コロナ禍で混沌とした状況に陥るスーパーマーケット
言いがかりに近いクレームは日常茶飯事のようだ。また、昨年から続くコロナ禍でナーバスになっている客も増えている、と三井さん。
「外は晴天なのに長靴を履いてビニールの手袋をして、長いアームカバーを装着。帽子を目深にかぶって大きなマスクをしていたお客さんは、買い物中も汚いものを触るように指先で商品をつまんでカゴに入れていました。日々その商品に触ってる私たちは、どう思われてるんでしょうね。過敏な人がいる一方で、レジ前に設置された飛沫防止のビニールを『邪魔だ!』と言って外そうとするおじいさんもいて……この1年、スーパーはかなり混沌とした状況です」
暴言を吐く客はもってのほかだが、客による迷惑行為も後を絶たない。セルフレジを導入している三井さんのお店では、レジで会計をせずにカゴに入れたまま店外に出る“カゴ抜け”被害が続出している。

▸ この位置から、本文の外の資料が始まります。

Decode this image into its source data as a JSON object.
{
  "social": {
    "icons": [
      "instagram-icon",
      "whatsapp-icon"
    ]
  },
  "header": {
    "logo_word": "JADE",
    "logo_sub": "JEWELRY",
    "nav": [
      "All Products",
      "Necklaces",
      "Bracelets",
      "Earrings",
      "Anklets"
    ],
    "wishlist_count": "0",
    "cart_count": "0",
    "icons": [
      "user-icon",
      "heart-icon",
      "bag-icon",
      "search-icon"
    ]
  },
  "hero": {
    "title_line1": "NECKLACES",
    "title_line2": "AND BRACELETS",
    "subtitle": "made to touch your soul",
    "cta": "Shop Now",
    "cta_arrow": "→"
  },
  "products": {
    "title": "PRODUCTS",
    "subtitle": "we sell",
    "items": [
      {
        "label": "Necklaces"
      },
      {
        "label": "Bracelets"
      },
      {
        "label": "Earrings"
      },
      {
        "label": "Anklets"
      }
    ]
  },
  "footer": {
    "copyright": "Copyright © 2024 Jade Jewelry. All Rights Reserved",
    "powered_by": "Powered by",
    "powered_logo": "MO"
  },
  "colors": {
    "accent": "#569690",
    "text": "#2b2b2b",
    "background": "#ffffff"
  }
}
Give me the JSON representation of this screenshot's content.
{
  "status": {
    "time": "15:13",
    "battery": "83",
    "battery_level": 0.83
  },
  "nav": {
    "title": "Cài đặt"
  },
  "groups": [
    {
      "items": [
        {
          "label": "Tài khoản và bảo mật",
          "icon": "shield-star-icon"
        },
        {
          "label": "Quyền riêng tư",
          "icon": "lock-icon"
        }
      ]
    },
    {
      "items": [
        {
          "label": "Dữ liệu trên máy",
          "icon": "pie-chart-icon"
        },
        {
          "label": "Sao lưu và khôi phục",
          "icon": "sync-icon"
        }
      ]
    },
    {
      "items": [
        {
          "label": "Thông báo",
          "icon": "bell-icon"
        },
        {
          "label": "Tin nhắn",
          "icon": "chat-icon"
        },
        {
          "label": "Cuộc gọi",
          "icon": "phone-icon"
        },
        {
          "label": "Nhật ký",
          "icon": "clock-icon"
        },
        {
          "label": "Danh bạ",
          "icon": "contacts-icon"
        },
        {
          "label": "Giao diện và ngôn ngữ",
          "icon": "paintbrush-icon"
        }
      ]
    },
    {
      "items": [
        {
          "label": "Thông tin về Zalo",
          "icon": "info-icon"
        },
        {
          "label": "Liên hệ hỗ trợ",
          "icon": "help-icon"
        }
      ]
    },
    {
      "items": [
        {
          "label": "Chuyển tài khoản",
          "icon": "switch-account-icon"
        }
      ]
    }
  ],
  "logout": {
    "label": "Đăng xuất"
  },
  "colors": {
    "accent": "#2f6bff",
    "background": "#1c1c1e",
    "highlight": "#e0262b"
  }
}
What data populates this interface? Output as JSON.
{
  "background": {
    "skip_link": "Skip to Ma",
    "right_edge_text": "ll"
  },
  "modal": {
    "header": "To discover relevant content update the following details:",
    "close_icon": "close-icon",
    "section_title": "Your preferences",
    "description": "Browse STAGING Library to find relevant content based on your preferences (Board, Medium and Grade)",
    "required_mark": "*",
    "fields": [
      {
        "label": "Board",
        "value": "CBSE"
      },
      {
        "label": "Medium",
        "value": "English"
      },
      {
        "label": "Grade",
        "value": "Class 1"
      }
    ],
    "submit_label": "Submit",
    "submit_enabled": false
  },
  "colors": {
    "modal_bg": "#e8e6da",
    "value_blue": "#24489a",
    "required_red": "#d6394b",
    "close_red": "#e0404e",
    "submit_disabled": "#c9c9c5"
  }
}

「先日、大量のビールとお米がカゴ抜けされてしまったんです……。そのときの損害額は5万円近く、かなり高額です。そのほかでも、レジ袋が有料になってから会計前の商品をマイバッグに入れて会計せずに出ていく万引きも増えていますね。万引きではないけど、無料の半透明のビニール袋をロールの1/3持ち去る人も見かけました」
人材不足を補うために導入されたセルフレジや、マイバッグの推奨によって万引き問題も深刻化しているようだ。前出の真田さんは「ときにはお褒めの言葉をもらうこともあるが、泣きたいときもある」と話す。
「日々いろんなことが起きるのでおもしろい部分もありますが、さすがに暴言を吐かれたら心が折れます。なので『なんでこんな理不尽なことで私が怒られなきゃならないの!』と言って、辞めていく人も多いです。だからといって、ネットスーパーを使われると店舗の売上につながらなくて店の存続にも関わるし、結局“お客さま第一”にならざるを得ないんですよね」
「お客様は神様」なんて言葉があるが、本物の神様は店員に横柄な態度を取ったり、クレームを入れたりするだろうか。